I don't know how forgiving Linux is about bootting to different alignments but I don't see how you could possibly restore the whole system onto a new drive without changing all the alignments.  I don't even think windows would allow you to make a partition boundry between a sector and a cylinder.

But thats a moot point because Ghost doesn't support ext4.

 

When I first saw the partinfo the first thing that came to mind was acronis disk director.

 

Dave


DaveH wrote:

 

When I first saw the partinfo the first thing that came to mind was acronis disk director.

 


Yes, ADD is notorious for creating weird logical partitions.

I can't figure out a single good reason why it would do that.

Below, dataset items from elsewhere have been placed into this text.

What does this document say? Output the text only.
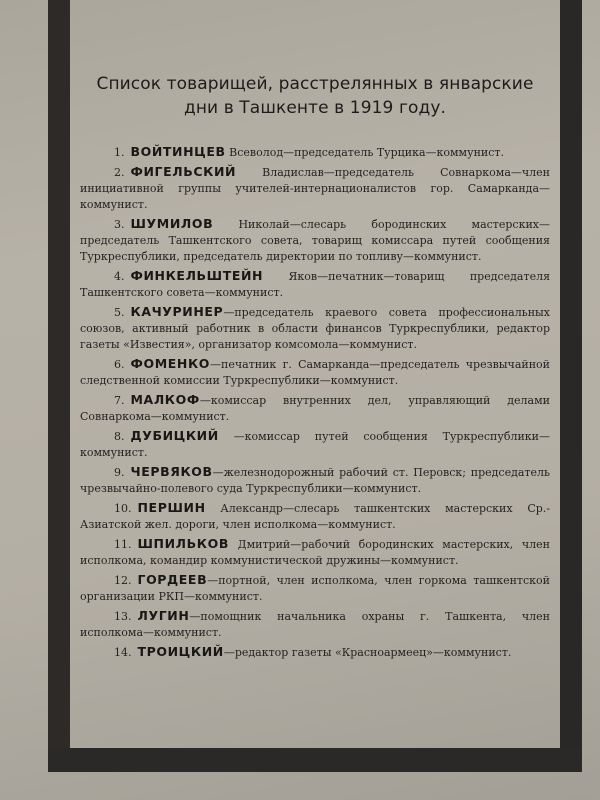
Список товарищей, расстрелянных в январские
дни в Ташкенте в 1919 году.

1. ВОЙТИНЦЕВ Всеволод—председатель Турцика—коммунист.

2. ФИГЕЛЬСКИЙ Владислав—председатель Совнаркома—член инициативной группы учителей-интернационалистов гор. Самарканда—коммунист.

3. ШУМИЛОВ Николай—слесарь бородинских мастерских—председатель Ташкентского совета, товарищ комиссара путей сообщения Туркреспублики, председатель директории по топливу—коммунист.

4. ФИНКЕЛЬШТЕЙН Яков—печатник—товарищ председателя Ташкентского совета—коммунист.

5. КАЧУРИНЕР—председатель краевого совета профессиональных союзов, активный работник в области финансов Туркреспублики, редактор газеты «Известия», организатор комсомола—коммунист.

6. ФОМЕНКО—печатник г. Самарканда—председатель чрезвычайной следственной комиссии Туркреспублики—коммунист.

7. МАЛКОФ—комиссар внутренних дел, управляющий делами Совнаркома—коммунист.

8. ДУБИЦКИЙ —комиссар путей сообщения Туркреспублики—коммунист.

9. ЧЕРВЯКОВ—железнодорожный рабочий ст. Перовск; председатель чрезвычайно-полевого суда Туркреспублики—коммунист.

10. ПЕРШИН Александр—слесарь ташкентских мастерских Ср.-Азиатской жел. дороги, член исполкома—коммунист.

11. ШПИЛЬКОВ Дмитрий—рабочий бородинских мастерских, член исполкома, командир коммунистической дружины—коммунист.

12. ГОРДЕЕВ—портной, член исполкома, член горкома ташкентской организации РКП—коммунист.

13. ЛУГИН—помощник начальника охраны г. Ташкента, член исполкома—коммунист.

14. ТРОИЦКИЙ—редактор газеты «Красноармеец»—коммунист.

Unless it is to ensure that only a certain image program will work with them.

 

 


DaveH wrote:

The second Linus partition is messed up.  The third partition showing in disk management.

If you look in the first section that shows the geometry it is somehow listed last.


Well, several of the Linux partition tools let you do this. The reason being that you'd tell it to load partitions based upon what partition number they were. So, if you had a drive that looked like this:

 

| #1 Windows | Free Space | #2 Ubuntu | #3 Linux swap area |

 

then your boot-manager would be configured to try to boot the Linux kernel from partition #2. If you then created a new partition and the partitions were re-numbered, then, when you tried to boot Linux, the boot-manager would be looking for the Linux kernel on partition #2... which is now the number of the new partition you just created.

 

So, most linux tools would avoid changing the numbering of any existing partitions.

 

It's kind of a moot point, nowadays, because the boot loaders and the Linux kernel now use UUID filesystem ID numbers, so, the correct partition will get found, no matter what number it is.

 

Anyway, just to get with the times, I backed up the Shared partition, then used the linux fdisk tool to re-order the remaining partition numbers. I also used the linux gparted tool to move all of the partitions to 1MB boundaries. Then, used Windows 7 to re-create the Shared partition. So, everything should be aligned on 1MB boundaries, there should be no overlap, and... surprise, surprise, Ghost sees the partitions, again, and it backed them up. 

 

Yay! Thanks for all your help, guys!

Good work, I'm glad you fixed it.

2048 sectors is 1MB. so you have everything aligned properly now, expecially if you choose to upgrade to a SSD or advanced format drive.

 

I reccomend you trash disk director and stick with windows or gparted with that setting.